Митя запихал консервы в ранец, подал Даше руку.

- Ты не ответил, Митенька. Почему меня не бросил? Пожалел?

- Давай не будем, - сказал он…

По Митиным прикидкам, если делать в сутки по пятьдесят–шестьдесят километров, не ломать ноги и не поддаваться на Дашкины уговоры пожить денек в каком–нибудь райском уголке, им оставалось преодолеть не больше тысячи километров. Никаких проблем. Поселения попадались все реже, иногда за два–три дня не встречалось следов человеческого присутствия, зато леса и водоемы превратились в продовольственные кладовые: грибы, ягоды, рыба, непуганая мелкая живность, которая сама шла в руки. В буквальном смысле. Однажды в речной заводи, зайдя по колено в воду, они с Дашей за полчаса накидали на берег с десяток то ли лещей, то ли жерехов, упитанных, жирных, вялых от перенасыщения радиацией.
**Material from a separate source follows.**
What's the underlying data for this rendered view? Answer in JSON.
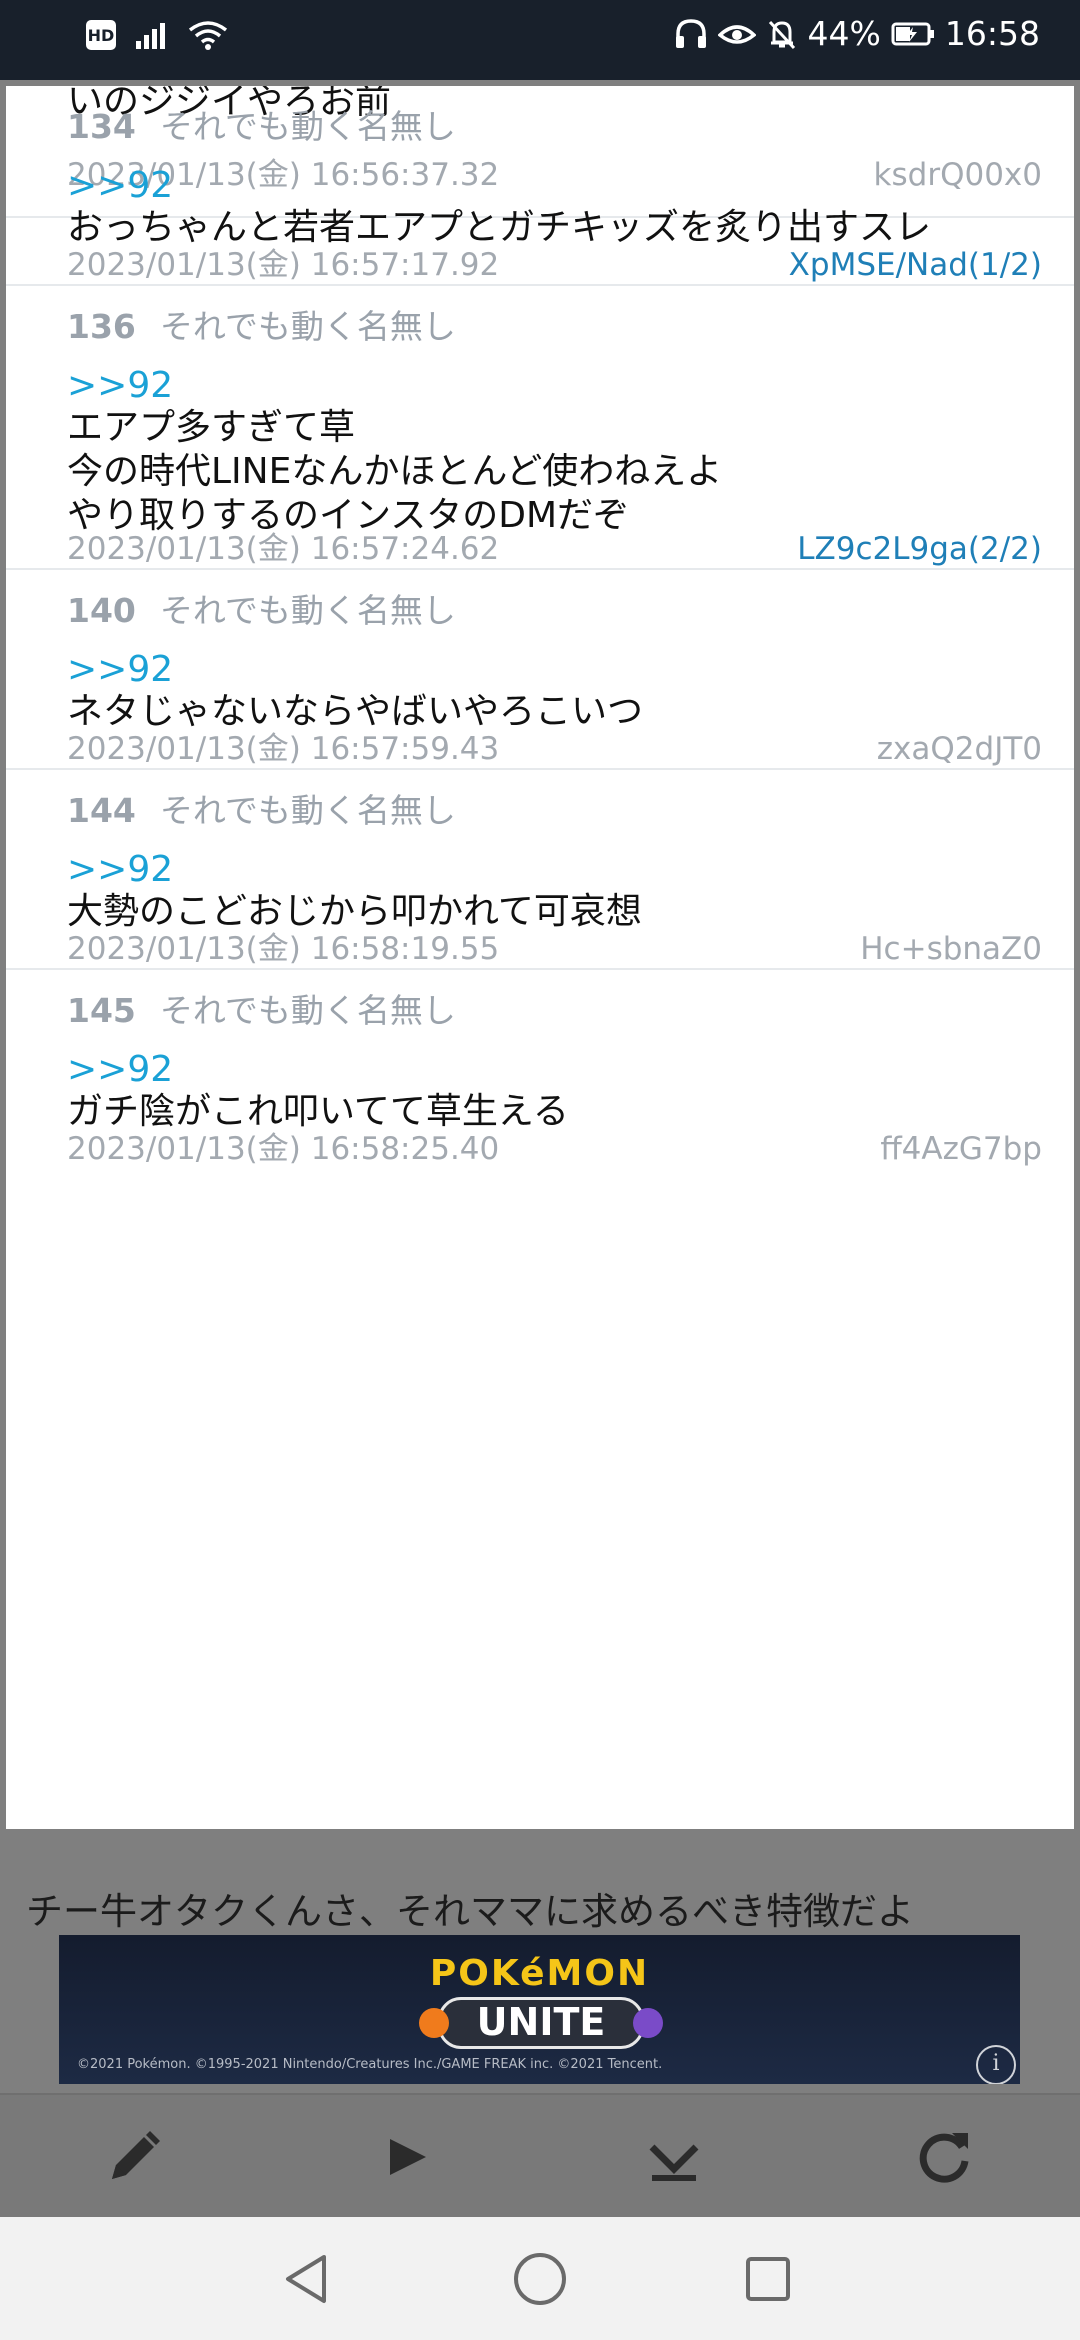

В ту ночь, обожравшись рыбой, запеченной в углях, долго лежали без сна на еловой подстилке, любуясь звездным небом. Обоим было хорошо, как никогда прежде. Наркотическая хмарь предыдущей бессмысленной жизни давно повыветрилась, и они чувствовали себя словно новорожденные. От этого было немного жутковато. Не убирая твердой ладошки из его руки, Даша нарушила привычное необременительное молчание.

- Зачем? - спросила с печальным вздохом.

- Что - зачем? - Митя, конечно, знал, о чем она думает, но хотел получить подтверждение.

- Зачем куда–то идти, когда можно остаться здесь? Погляди, Митя. Лес, река, тихо, чисто. Зверюшки ручные.

Или тебе плохо со мной? Зачем возвращаться к людям? Они злые, отмороженные. Мне кажется, я раньше вообще не жила.

- Ты не жила, и я не жил. Разве в этом дело?

- А в чем, Митенька?

- Твои предки тоже не жили, дедки с бабками. Никто в России никогда не жил, как хотел. Кроме приватизаторов. Это не причина, чтобы Димыча кинуть. Придумай чего- нибудь получше.

Митя не заметил, как мимоходом нарушил вторую заповедь измененных. Не вдумывайся в слова - вот что она гласила. Хуже будет. Даша мягко попеняла:

- Ты слишком быстро вернулся, Митенька. Слишком быстро вернулся в прошлое.

- Ну и что?

- Ничего. Я рада… Но почему ты меня избегаешь?

- С чего ты взяла?

- За целый месяц у нас не было секса. Только один раз, да и то когда спал.

- Как это - спал и секс? Разве так бывает?

- По–настоящему только так и бывает. Все хорошее нам снится, все плохое происходит на самом деле.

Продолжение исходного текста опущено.